Muto eventually went to his traditional game plan of targeting Go’s legs with Dragon Screws, and Go sold all that really well with a good mixture of pain, desperation and defiance. In a lot of ways this was renaissance Muto 101, with the exception that he had considerable more pace and explosion in his late 30’s than he does in his late 50’s. Still, he was working hard here and turned back the clock a couple of years at least, even if it wasn’t at his 2001 level. Go held up his end of things, which was essential in making the match work, and Muto took a series of big moves to help give the near falls drama.

Things got a little scary in the closing sections as Muto went for the Emerald Frosion but couldn’t get it at first and then almost spiked Go when he tried it again for a near fall. Thankfully Go seemed to be okay and we got a moonsault tease from Muto, but he decided it wouldn’t be a good idea and stepped back down to audible disappointment from the crowd. You could tell that Muto was getting really tired at this stage and he was struggling, but Go is the consummate professional and carried him through the finishing stretch. Go went up with a  moonsault of his own, but Muto kicked at two in a great near fall and then caught Go with a flash rana for the upset three count. The finish sadly didn’t look that good, as you really couldn’t buy that Muto had it cinched in enough to win and it was kind of a weak way for Go to drop the belt.

RATING: ***1/4

Let’s face it; they did this so Muto could be a guy who held the NWA, IWGP, Triple Crown and GHC Titles and cement his legacy as one of the most successful wrestlers ever. NOAH can promote that for as long as he works for them, and they can always transition the belt onto someone else. It’s not like NOAH doesn’t have a history of wacky Title changes either, such as when Ogawa won it in 2002, Taue won it in 2005 and Marufuji won it 2006 long before he was ready to actually win it.

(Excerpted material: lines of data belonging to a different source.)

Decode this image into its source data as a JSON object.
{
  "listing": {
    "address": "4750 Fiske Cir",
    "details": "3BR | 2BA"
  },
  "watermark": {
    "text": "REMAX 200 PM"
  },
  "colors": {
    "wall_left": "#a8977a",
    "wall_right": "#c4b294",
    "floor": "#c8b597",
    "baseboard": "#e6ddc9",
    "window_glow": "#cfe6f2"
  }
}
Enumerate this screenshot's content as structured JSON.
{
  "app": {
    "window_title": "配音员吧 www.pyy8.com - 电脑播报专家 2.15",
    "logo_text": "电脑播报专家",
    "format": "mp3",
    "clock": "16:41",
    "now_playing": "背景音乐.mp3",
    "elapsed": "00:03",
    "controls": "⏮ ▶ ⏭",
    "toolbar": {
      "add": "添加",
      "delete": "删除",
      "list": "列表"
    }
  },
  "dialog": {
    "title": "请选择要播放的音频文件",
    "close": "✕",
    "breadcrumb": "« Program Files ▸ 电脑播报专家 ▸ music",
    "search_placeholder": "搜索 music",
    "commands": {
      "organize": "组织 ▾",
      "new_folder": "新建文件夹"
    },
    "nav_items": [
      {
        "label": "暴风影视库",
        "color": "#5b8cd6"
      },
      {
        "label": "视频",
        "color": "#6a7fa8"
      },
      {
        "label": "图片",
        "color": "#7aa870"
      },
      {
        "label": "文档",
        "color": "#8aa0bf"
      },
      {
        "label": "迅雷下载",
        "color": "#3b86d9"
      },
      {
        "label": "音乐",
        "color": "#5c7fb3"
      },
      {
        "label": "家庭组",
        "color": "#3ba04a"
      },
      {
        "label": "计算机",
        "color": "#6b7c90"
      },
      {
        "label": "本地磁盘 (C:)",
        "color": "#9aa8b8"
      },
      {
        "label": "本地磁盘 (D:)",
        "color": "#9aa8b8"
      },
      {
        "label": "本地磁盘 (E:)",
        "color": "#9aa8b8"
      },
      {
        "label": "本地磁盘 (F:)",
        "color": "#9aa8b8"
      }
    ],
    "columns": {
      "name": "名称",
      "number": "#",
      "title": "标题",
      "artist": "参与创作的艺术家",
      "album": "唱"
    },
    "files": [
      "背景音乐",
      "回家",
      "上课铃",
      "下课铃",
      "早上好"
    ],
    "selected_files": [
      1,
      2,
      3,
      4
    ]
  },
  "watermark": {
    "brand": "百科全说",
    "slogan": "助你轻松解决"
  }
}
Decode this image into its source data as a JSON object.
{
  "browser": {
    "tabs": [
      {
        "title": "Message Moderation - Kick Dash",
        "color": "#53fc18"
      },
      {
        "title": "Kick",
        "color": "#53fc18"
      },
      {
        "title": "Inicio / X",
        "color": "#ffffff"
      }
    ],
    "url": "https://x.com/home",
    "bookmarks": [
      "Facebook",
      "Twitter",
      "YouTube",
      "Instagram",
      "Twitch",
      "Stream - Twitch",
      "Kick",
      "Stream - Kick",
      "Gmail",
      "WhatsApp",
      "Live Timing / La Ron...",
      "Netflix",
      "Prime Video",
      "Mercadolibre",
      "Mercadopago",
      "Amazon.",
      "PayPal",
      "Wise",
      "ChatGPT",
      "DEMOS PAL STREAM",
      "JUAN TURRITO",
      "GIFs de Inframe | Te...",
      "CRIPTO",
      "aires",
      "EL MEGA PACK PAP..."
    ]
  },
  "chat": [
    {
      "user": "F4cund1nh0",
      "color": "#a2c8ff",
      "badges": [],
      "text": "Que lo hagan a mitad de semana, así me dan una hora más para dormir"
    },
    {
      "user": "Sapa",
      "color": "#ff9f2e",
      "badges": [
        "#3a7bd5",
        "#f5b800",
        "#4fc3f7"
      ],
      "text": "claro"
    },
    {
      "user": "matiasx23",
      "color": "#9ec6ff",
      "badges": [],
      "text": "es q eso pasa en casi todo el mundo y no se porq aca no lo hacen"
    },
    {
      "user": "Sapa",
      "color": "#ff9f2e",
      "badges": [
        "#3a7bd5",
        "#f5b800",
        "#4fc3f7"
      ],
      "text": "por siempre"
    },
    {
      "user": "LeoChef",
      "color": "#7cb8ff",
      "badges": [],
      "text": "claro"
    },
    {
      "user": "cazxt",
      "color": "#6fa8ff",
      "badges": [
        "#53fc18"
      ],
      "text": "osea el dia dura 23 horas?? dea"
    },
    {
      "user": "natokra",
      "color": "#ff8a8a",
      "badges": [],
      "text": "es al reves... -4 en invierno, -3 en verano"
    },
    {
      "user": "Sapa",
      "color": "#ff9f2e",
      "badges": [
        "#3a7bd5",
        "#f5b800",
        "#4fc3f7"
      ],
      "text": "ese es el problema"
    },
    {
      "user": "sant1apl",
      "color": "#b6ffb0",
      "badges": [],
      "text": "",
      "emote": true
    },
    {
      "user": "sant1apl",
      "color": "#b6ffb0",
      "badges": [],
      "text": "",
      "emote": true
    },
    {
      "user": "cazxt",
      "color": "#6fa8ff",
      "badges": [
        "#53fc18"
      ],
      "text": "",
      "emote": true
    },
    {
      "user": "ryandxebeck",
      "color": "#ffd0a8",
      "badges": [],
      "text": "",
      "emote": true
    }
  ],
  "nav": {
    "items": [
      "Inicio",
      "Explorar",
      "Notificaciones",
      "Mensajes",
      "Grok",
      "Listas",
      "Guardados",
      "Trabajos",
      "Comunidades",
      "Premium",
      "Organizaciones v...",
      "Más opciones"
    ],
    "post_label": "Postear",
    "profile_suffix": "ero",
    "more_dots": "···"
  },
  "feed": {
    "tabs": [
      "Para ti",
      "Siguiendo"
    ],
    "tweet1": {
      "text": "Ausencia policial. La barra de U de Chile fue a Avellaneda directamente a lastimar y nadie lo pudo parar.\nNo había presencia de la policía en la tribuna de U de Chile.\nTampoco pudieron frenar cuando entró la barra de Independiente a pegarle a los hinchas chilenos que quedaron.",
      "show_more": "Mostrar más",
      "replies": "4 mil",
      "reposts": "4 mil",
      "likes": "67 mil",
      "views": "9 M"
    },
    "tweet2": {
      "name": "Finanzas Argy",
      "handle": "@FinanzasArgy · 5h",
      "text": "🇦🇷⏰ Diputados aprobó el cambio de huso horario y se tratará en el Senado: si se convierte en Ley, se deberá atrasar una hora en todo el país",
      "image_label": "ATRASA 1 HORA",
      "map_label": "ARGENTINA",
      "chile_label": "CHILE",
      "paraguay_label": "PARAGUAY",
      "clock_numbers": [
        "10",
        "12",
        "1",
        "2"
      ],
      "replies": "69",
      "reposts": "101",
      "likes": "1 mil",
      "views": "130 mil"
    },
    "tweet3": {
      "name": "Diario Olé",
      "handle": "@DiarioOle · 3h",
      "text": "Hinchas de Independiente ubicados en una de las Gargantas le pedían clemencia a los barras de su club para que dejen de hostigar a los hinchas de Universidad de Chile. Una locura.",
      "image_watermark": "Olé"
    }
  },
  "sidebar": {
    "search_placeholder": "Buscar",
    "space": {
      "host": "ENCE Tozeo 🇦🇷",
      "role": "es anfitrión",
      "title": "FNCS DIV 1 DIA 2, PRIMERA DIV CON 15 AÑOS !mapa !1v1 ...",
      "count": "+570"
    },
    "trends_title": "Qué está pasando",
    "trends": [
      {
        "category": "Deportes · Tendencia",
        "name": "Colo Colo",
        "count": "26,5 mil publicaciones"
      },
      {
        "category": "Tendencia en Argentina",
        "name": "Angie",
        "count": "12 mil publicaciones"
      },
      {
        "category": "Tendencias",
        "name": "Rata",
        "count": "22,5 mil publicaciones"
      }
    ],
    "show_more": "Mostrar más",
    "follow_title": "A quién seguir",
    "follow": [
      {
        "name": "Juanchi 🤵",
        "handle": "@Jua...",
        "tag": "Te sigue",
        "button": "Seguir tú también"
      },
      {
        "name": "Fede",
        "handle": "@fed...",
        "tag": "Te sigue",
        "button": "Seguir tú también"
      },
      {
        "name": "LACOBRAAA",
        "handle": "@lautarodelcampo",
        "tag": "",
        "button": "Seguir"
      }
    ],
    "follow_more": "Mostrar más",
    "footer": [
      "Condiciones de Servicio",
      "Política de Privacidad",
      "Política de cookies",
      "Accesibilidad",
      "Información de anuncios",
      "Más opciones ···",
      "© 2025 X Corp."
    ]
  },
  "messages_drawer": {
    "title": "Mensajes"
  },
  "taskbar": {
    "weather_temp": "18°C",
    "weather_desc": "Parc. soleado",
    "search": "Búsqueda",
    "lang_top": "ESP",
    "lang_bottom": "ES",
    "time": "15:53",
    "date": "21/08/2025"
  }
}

As for the match, it was as good as a match featuring a guy with Muto’s limitations was going to be. He worked really hard here and most of his stuff looked good in the first ¾ of the bout, but they went too long and he was visibly struggling after a certain point, with it effecting his execution pretty notably. Go entered his usual strong performance and did the absolute best he could to go out on his shield in one more epic Title defence, but Muto just doesn’t have the Main Event level match in him anymore that a company like NOAH needs. You do that match in the Main Event of an indie show and it’s incredible, but NOAH is a level above that and for the past year fans have become accustomed to Go tearing the roof off in this amazing matches, so they’ve made a rod for their own backs.

The big tease to close the show was Kiyomiya coming out to stare down Muto to set up a possible match between the two. Honestly if it were me I’d just have Muto transition it to Kiyomiya in his first defence just because Kiyomiya is more than capable of working at World Title level and he’d get a considerable rub from beating the legend. I’d be shocked if this is a long Muto reign, but stranger things have happened I guess.

In Conclusion

NOAH shows are always an easy watch and this was no exception. Muto winning the belt was certainly a controversial decision, but it’s certainly generated some discussion and I’ve had a few messages from people about it since it happened. If it manages to get some eyeballs on the product then it could prove to be worth it, as NOAH is a great show.